I was in the 8th grade when I had my oldest. He’s 22 now. And I’m doing my best to teach my two sons what they need to do to become productive adults when they grow up. I don’t want my sons to be a stereotype. I don't want people to look at them and think they come from a broken home.
It’s important to me that my children know how to carry themselves and they know what they need to do to become productive adults when they grow up. I never want anyone to think of my children as slackers or that they come from a broken home. I don't want people to think they’re worthless and that they’ll amount to nothing. That’s my biggest fear.
So, I am teaching my boys how to be honest, law-abiding citizens. I am teaching them that school is a priority and that it’s their responsibility to take full advantage of their right to an education.
I tell them that to crush stereotypes they have to rise above the stereotypes.
I’ve learned from my actions. It was a bad decision to have a baby so young but my son was not a mistake. There’s a reason for everything, and I really believe that. And I always do what I have to for my sons.

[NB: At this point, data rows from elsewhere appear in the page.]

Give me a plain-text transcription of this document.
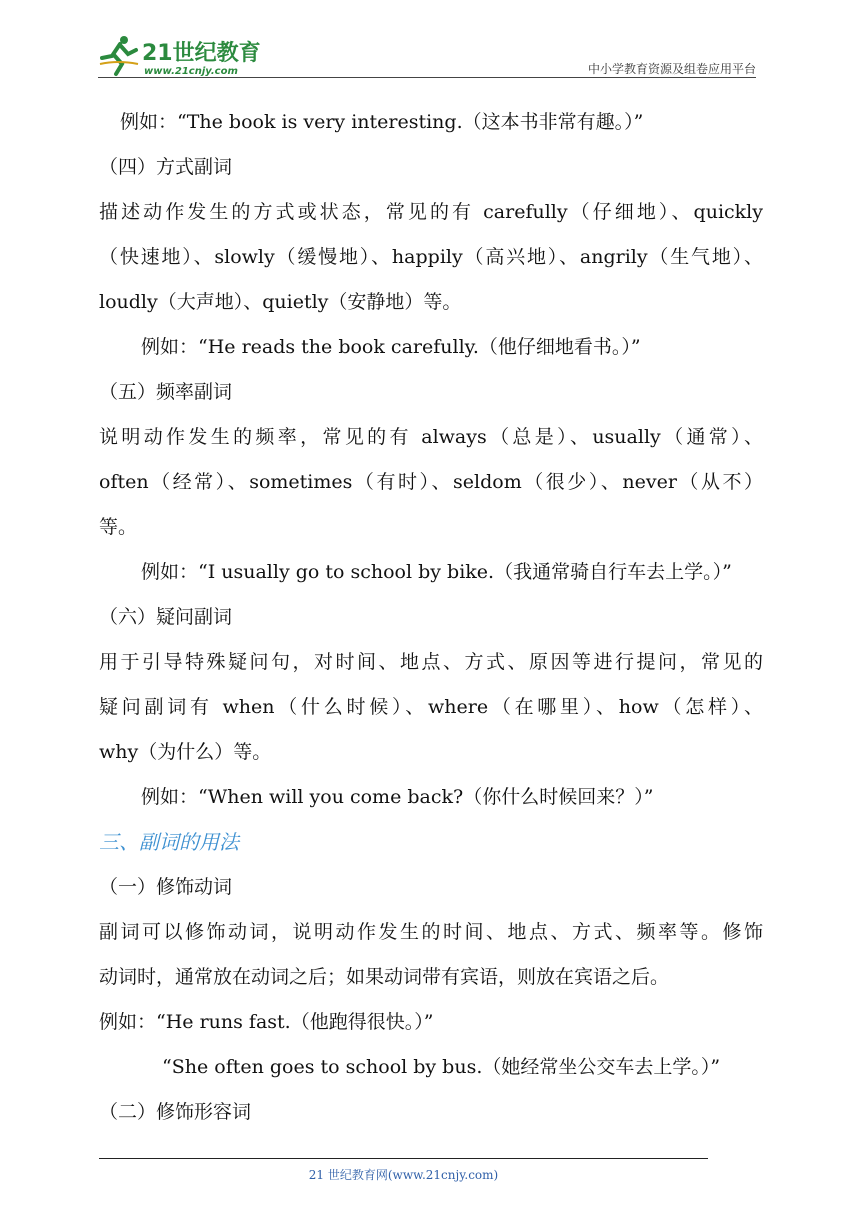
21世纪教育
www.21cnjy.com	中小学教育资源及组卷应用平台
例如：“The book is very interesting.（这本书非常有趣。）”
（四）方式副词
描述动作发生的方式或状态，常见的有 carefully（仔细地）、quickly
（快速地）、slowly（缓慢地）、happily（高兴地）、angrily（生气地）、
loudly（大声地）、quietly（安静地）等。
例如：“He reads the book carefully.（他仔细地看书。）”
（五）频率副词
说明动作发生的频率，常见的有 always（总是）、usually（通常）、
often（经常）、sometimes（有时）、seldom（很少）、never（从不）
等。
例如：“I usually go to school by bike.（我通常骑自行车去上学。）”
（六）疑问副词
用于引导特殊疑问句，对时间、地点、方式、原因等进行提问，常见的
疑问副词有 when（什么时候）、where（在哪里）、how（怎样）、
why（为什么）等。
例如：“When will you come back?（你什么时候回来？）”
三、副词的用法
（一）修饰动词
副词可以修饰动词，说明动作发生的时间、地点、方式、频率等。修饰
动词时，通常放在动词之后；如果动词带有宾语，则放在宾语之后。
例如：“He runs fast.（他跑得很快。）”
“She often goes to school by bus.（她经常坐公交车去上学。）”
（二）修饰形容词
21 世纪教育网(www.21cnjy.com)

And until now that has meant having a lot of different jobs. I used to work as a corrections officer, but it got to the point where the risks were getting higher. The inmate-officer assaults were becoming a real concern, and I had to make the choice to leave because I want to be there for my children for a long time.

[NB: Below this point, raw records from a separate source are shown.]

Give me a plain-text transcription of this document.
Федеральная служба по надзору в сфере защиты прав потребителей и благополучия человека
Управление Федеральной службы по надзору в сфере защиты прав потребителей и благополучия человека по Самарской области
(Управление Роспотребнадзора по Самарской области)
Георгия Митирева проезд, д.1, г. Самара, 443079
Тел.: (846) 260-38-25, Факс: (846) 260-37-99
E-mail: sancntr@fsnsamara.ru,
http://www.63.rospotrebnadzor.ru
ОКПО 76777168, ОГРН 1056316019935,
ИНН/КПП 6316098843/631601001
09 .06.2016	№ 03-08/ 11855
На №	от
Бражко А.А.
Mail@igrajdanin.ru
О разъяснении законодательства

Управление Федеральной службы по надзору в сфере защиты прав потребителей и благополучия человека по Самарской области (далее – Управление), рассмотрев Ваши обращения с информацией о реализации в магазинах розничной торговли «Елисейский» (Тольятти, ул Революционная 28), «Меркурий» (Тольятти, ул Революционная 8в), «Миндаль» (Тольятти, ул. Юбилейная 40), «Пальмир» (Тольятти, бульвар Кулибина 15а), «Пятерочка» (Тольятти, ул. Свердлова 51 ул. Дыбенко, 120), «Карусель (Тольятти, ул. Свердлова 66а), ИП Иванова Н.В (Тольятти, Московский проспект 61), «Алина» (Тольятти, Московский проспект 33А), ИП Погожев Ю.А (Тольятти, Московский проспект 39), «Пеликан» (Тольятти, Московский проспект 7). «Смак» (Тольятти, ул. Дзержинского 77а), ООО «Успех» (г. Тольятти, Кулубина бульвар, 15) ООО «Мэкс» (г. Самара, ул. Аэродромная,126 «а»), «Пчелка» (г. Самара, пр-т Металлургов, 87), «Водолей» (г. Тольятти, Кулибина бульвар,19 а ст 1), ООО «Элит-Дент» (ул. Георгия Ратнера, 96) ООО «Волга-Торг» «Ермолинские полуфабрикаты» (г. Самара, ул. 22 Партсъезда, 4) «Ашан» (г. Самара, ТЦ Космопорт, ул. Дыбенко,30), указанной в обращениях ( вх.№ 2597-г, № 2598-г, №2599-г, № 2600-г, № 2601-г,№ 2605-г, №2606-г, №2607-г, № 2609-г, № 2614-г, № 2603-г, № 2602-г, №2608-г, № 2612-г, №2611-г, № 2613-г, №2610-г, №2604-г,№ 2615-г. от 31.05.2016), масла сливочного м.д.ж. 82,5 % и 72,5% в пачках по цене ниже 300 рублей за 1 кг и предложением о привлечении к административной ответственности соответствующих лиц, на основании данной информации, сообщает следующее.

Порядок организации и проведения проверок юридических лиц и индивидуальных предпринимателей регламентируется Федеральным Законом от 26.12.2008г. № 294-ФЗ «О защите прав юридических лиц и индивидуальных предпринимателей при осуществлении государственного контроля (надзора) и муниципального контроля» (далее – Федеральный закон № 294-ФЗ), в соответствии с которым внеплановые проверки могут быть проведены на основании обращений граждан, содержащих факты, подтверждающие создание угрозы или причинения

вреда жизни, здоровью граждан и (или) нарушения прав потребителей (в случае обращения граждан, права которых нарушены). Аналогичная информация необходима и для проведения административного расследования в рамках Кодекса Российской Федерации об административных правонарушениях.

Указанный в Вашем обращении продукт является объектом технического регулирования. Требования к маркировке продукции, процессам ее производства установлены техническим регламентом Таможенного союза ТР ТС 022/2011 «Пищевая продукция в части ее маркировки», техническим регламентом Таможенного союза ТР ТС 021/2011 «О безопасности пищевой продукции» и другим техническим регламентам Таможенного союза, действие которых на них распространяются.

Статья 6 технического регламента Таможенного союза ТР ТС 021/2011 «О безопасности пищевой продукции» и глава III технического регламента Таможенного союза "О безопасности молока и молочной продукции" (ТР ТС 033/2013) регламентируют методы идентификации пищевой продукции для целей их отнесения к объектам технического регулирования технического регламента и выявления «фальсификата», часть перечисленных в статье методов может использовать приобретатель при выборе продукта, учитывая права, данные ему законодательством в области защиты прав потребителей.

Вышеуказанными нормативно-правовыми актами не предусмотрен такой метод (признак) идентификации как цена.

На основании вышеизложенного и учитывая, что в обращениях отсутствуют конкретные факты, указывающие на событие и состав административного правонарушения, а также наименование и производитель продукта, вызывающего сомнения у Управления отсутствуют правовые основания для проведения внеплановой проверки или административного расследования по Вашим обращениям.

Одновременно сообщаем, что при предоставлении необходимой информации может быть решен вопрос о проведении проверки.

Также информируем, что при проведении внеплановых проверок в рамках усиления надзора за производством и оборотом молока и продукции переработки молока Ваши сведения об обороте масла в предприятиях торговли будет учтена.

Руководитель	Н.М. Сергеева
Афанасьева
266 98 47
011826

You know, kids...they think they know everything. My oldest son is trying to get into the workforce, and I find myself always telling him that he’s just getting started and it’s going take time to get to where you want. As long as you have enough money to pay for necessities, you’re not broke.
Once you take care of your responsibilities and if you have a roof above your head, clothes on your back, then you’re doing ok! And if you don't have funds for fun, that’s ok too. The fun will come later.